With today’s revisions to the Mac notebook line, choosing between a new MacBook Air and a new MacBook Pro has gotten a little more interesting.

The machines are similar in many ways. They both come with two Thunderbolt 3 ports, Touch ID, 8 GB of RAM and a 128 GB SSD. Both can be stepped up to 16 GB of memory, while the Pro tops out at 2 TB of storage, as opposed to the Air’s new 1 TB cap.

Once you start poking around, you can see some differences. Upgrading from the $1,099 MacBook Air to $1,299 MacBook Pro comes with these features:

  • A quad-core Intel processor, with twice the cores of the MacBook Air. While the base clock speed is slower on the Pro, its Turbo Boost frequency is higher, and in its higher-TDP application, the Pro should be able to sustain higher speeds for longer.
  • A display that at 500 nits is a full 100 nits brighter than the MacBook Air. The Pro’s display supports the P3 wide color gamut while the Air does not.
  • The Touch Bar. Your mileage will vary on how useful you find it.
  • A slightly more robust Intel GPU. The Pro can push more external pixels, but performance wise, it shouldn’t be a night and day difference.1
  • Worse battery life. The Pro comes with a 58.2-watt-hour battery clocked at 10 hours on Apple’s “wireless web” test, but the Air’s 49.9‑watt‑hour unit tested at 12 hours. I’d blame that core count.

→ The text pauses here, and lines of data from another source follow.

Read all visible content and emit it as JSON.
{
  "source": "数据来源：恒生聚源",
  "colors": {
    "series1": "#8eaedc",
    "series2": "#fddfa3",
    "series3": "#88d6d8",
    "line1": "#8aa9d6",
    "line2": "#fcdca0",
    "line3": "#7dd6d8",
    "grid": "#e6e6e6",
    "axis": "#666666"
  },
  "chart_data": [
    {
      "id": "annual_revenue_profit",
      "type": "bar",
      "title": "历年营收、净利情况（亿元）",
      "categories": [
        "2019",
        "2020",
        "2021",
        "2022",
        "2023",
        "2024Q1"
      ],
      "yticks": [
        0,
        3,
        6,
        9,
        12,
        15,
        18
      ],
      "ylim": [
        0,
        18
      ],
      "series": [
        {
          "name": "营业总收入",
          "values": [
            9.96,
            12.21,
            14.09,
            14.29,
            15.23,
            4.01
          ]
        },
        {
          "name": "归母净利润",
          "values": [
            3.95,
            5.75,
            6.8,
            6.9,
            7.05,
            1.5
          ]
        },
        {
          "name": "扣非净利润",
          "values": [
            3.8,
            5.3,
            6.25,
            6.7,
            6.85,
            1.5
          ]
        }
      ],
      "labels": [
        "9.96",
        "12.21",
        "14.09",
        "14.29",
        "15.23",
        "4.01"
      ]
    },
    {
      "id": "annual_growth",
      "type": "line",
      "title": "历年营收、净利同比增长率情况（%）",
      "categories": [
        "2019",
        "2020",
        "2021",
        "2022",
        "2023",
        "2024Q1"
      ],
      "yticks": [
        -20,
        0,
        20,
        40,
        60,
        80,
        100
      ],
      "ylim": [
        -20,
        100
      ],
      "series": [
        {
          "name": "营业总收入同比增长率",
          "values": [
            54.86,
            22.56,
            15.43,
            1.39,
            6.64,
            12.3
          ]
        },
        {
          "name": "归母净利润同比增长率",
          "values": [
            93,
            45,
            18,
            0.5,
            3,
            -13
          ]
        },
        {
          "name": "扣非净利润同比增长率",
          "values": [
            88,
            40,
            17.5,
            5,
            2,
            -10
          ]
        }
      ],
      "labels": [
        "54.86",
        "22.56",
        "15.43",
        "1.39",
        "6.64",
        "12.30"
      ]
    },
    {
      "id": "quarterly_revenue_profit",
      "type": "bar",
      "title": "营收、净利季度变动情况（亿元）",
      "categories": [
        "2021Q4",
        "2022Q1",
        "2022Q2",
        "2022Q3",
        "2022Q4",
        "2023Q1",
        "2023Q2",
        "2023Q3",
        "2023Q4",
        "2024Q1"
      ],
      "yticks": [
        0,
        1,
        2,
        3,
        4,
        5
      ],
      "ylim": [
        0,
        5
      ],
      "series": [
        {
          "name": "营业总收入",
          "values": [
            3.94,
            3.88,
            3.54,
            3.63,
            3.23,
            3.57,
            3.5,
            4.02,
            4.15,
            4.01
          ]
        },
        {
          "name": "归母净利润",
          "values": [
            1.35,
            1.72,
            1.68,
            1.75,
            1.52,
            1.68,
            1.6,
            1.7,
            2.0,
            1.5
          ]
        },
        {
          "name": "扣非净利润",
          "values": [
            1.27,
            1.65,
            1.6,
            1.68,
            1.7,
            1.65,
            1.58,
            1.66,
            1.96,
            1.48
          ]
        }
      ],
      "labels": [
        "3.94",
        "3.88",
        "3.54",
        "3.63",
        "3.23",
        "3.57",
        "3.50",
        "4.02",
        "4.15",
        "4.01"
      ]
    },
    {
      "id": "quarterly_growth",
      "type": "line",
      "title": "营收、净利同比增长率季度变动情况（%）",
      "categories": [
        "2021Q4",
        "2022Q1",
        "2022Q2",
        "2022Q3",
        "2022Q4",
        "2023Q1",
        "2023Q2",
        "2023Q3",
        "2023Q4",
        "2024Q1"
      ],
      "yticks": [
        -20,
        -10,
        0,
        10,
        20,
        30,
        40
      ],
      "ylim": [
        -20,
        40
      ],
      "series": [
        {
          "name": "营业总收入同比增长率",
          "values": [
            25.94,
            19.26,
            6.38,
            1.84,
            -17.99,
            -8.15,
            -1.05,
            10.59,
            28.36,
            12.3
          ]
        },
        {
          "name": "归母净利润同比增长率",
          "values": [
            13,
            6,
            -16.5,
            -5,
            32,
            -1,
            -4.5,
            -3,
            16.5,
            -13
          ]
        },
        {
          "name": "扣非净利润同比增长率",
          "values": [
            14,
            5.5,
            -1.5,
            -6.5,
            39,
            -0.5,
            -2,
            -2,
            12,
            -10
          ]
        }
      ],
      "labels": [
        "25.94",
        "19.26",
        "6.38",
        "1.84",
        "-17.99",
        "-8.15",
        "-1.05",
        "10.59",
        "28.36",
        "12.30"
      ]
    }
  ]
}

I think for almost everyone, the MacBook Air is the right notebook. It’s thin and light, with plenty of power for most tasks, but if you need a better GPU or more cores, the MacBook Pro is a logical upgrade. I like it when the Mac product line makes sense.

All of Apple’s current notebooks use the same revision of the butterfly keyboard, and all are under Apple’s keyboard repair extension program. That’s not great, but at least it’s better than some of the notebooks using older versions of the keyboard.


  1. The Air comes with the Intel UHD Graphics 617 chipset and the Pro ships with the Intel Iris Plus Graphics 645.